Top positive review
One person found this helpful
Informative and Fun Sex Writing, Absolutely No Citation
on October 6, 2010
To start, just gotta say I appreciate the cover photograph. Simple, straightforward and evocative; Shakespeare's "high fantastical" somehow comes to mind. It's wonderful stuff, Alex Treacher (as credited).
I received this book as a gift, from someone believing it was a collection of erotic fiction. For anyone not paying close attention, make sure you understand this: this is not erotic fiction. As the back cover says, "this provocative collection explores the complexity of modern sexuality," and the intro says the various essays (there are 21 in 200 pages) "...shed light on the current erotic climate." The intro wraps up by providing the most direct purpose of this book: "...when it comes to sex, we can all learn something."

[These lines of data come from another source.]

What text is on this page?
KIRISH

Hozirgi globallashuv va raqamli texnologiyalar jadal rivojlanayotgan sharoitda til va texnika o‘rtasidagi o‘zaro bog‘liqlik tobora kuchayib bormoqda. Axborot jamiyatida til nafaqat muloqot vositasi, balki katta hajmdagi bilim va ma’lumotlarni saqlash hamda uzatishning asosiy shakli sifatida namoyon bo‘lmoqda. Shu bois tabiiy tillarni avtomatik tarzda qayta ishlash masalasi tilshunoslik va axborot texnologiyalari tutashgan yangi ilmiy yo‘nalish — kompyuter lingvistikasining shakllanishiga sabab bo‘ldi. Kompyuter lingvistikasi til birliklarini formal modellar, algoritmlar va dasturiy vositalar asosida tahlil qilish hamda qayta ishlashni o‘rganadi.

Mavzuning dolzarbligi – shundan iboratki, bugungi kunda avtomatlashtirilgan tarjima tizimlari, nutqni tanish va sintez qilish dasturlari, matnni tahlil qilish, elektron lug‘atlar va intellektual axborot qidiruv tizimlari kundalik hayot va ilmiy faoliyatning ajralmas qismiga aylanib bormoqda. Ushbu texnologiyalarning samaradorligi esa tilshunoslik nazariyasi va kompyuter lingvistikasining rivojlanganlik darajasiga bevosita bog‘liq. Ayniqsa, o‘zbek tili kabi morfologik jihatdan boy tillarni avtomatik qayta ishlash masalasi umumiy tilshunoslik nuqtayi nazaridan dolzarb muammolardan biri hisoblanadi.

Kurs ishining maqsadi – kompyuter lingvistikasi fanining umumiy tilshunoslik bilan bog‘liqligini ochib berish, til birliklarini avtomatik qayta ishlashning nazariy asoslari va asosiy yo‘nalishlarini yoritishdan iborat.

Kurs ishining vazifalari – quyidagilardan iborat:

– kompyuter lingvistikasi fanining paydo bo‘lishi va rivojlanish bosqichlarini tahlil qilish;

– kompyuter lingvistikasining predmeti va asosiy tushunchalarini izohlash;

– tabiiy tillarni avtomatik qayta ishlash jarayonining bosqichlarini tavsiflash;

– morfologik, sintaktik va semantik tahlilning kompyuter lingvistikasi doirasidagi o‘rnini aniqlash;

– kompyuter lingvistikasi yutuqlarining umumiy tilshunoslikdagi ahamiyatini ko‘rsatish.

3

Well, I guess I did learn a few things, like that Philadelphia is the castration capital of the U.S., what it's like hanging with Jamie Gillis at home, the current state of the necessarily clandestine hook-up in Iran, the overwrought semantic drama of lesbian labels, the ring-of-fire danger of phthalates in sex toys, tips for renting your very own submissive, and then some. I even learned a new word: heteronormativity.
But, only a couple of articles into this book, the scholar in me was squirming at the glaring absence of any kind of referencing or citation of facts in these reprinted articles. While some of the articles are light and tongue-in-cheek, such as the first article on the possible deep and mystical connection between the Jewess and fellatio, many of them are serious articles exploring sexual identity, repression, health, and--duh--sexual politics.
The data page offers details on the original publication of all of the articles, a mix of online sites, journals, and books. But that's it. In this book there are no footnotes, no endnotes, no parentheticals, no citations whatsoever that support for some of the statements made and facts presented. While the article advocating a lot more menstruation in porn is interesting, overall it's an opinion piece, and requires no citation. But Liz Langley's "Sex and the Single Septuagenarian" at one point cites the rate of HIV infection among Florida seniors at 11 percent (of all FL seniors, apparently). I live in the Washington, DC metro area, with an HIV rate of over 3 percent (as relayed by local TV and radio), and that's a public health crisis that's in the news almost every night. Yet more than one in ten old folks in Florida are HIV-positive? Where is this alarming data coming from, and why is it that there hasn't been a flood of articles, a week-long Good Morning America segment and an Oprah remote on this staggering infection rate 27 times the national average (CDC and US Census Bureau online, 2006)? I can't help but be incredulous of this data point, but have no author sourcing, other than going back to the original article as published at Salon.com in December 2006 (which I did; this article is still available, and there's no citation there either).
Ariel Levy spouts facts about men seeking sex with underage girls, facts that may be true but which strike me as far too easily supporting her argument. Kelly Kyrik cites a "Keene study" identifying sexual predator types, and goes on to provide a great deal of hard statistical data on predators. I'm not saying either of these authors are right or wrong, but how in the world do I begin to make that determination? Where does their information originate? One of the most important things I was ever taught about research and writing: a confident writer provides full citation, and those who do not are suspect.
Bottom line: if you like reading about sex, from many angles and on many unanticipated subjects, and if you're not too hung up on facts and figures and their origins, you'll enjoy this book. If you're uptight, ashamed, repressed, or close-minded, you especially need to buy this book; read it in private, and hopefully you'll get better. And if you're a stickler for scholarly accuracy through direct citation of facts, figures, and statements, the fun and informative nature of this book will be overshadowed by skepticism and nagging doubt.